Detectives who have long been transferred from Kurar police station in Malad East still carry around in their cellphones copies of a poster. The poster has four pictures — one of a dead woman’s face, her saree, slippers and a tattoo on her left forearm — along with a request for information about her identity.
“Look, it doesn’t matter where you are posted as long as someone finds a clue that leads to her identity. As long as this case is detected, receiving credit for it is not important,” said a former investigating officer of the murder case.
While the officer is now able to look back at his participation in that probe with a measure of equanimity and the benefit of hindsight, the desire to bring the case to its solution has not left either him or his colleagues on that probe.
Two summers ago, they spent six months on the trail of a woman who had been killed and dumped in a remote forest area in Kurar, a locality that gained notoriety in 2011 after a local, Uday Pathak and his friends, allegedly murdered four men in extremely brutal fashion.
On May 6, 2016, local residents, taking a shortcut through the forest past tribal hamlets to reach Kurar, alerted the police about an unconscious nude woman found lying in a dense thicket of trees. Close to her body, the police found a white saree with a floral pattern, a pink handkerchief, a pair of red and grey slippers and bottles of beer. On her body, the police noticed the words ‘INDR’ tattooed on her left forearm and close-up pictures revealed a dash of sindhoor (vermilion) on her forehead. The police estimated her age to be between 25 and 35 years.
A post-mortem examination at Bhagwati Hospital in Borivali concluded that the woman had been strangled to death less than 12 hours before as her body was still fresh and had only started to show the first signs of decomposition. A number of scratch marks on her face and neck were attributed to the violent struggle that preceded her death, the police had said.
With her face clearly visible, the police printed our hundreds of flyers, pasting them at railway stations and bus stops across the Mumbai Metropolitan Region, while passing on the description of the unidentified woman to police stations in the city and adjoining districts. A team of 15 police personnel was dedicated to trace the woman’s identity. Her body lay in a morgue and doctors were instructed to stave off decomposition by pumping in preservatives.

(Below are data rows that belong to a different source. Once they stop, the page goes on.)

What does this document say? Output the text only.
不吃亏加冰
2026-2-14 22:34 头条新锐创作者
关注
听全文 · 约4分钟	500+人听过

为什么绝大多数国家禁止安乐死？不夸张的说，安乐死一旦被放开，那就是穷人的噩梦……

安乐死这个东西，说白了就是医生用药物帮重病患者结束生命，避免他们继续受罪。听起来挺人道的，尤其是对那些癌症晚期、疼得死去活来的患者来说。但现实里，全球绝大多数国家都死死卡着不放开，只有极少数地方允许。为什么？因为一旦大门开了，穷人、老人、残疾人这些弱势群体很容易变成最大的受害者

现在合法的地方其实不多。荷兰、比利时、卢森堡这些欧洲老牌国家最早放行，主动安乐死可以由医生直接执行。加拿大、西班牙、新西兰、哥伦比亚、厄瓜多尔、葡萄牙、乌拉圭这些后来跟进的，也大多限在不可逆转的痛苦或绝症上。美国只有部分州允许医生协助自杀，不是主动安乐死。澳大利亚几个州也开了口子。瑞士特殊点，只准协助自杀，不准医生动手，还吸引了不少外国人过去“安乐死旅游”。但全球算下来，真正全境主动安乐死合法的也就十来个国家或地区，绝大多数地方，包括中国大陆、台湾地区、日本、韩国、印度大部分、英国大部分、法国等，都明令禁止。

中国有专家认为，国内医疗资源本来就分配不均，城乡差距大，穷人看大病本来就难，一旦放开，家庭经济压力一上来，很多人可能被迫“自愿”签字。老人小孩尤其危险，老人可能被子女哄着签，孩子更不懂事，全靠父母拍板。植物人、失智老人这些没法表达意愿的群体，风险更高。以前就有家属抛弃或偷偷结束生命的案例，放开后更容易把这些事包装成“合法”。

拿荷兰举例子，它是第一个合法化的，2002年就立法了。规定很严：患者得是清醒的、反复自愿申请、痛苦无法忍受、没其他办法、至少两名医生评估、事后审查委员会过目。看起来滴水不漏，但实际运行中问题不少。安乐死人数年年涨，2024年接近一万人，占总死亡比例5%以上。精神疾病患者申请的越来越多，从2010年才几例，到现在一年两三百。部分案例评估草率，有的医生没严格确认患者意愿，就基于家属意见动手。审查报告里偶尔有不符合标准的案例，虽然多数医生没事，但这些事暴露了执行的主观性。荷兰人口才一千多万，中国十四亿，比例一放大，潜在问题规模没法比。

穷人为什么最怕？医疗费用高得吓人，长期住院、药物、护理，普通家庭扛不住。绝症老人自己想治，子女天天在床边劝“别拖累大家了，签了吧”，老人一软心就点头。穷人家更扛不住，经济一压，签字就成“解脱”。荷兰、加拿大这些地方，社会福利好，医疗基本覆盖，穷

“We went door to door in Kurar with pictures of the woman, asking local people if they knew her. But no one could identify her,” the official said.
Police branched out the probe by possibilities that the woman may have been a local in Kurar or from further off in the city, a sex worker or bar girl. As more and more possibilities were considered, the pile of papers in her case file kept growing.
“We inquired with all bars between Andheri and Dahisar but no one working there knew her,” the officer added. Inquiries at brothels in central and south Mumbai met with the same result.
Police also followed up on the tattoo on the woman’s arm. “The name had been carved into the skin with a sharp object. We suspect that it might be the name of the woman’s boyfriend or husband,” said the officer.
Simultaneously, the police also analysed records of women between the ages of 25 and 35 reported missing in Mumbai in the weeks preceding the murder. Even so, one woman with the strongest resemblance turned out to be a false alarm. “There was this one woman reported missing in Kurar who looked a lot like the deceased. Her last known address was in West Bengal. The then Deputy Commissioner of Police was convinced that we had found the right person. But when our team reached the village in West Bengal, we found that the woman was alive and had run away to live with someone else. We ended solving a missing person’s case,” said the officer.
As the months wore on and no one came forth to claim the woman’s body, it became increasingly difficult to preserve her remains. So, after a sample of her DNA and her articles of clothing were stored, the police disposed of her body late in 2016.
Limbanna Vhanmane, the then senior inspector at Kurar police station, said his strongest theory is that the woman had been living with a man in Kurar for a short span of time and that he had killed her for a reason yet to be discovered. Udaykumar Rajeshirke, the present senior inspector at Kurar police station, said that efforts are underway to identify the woman.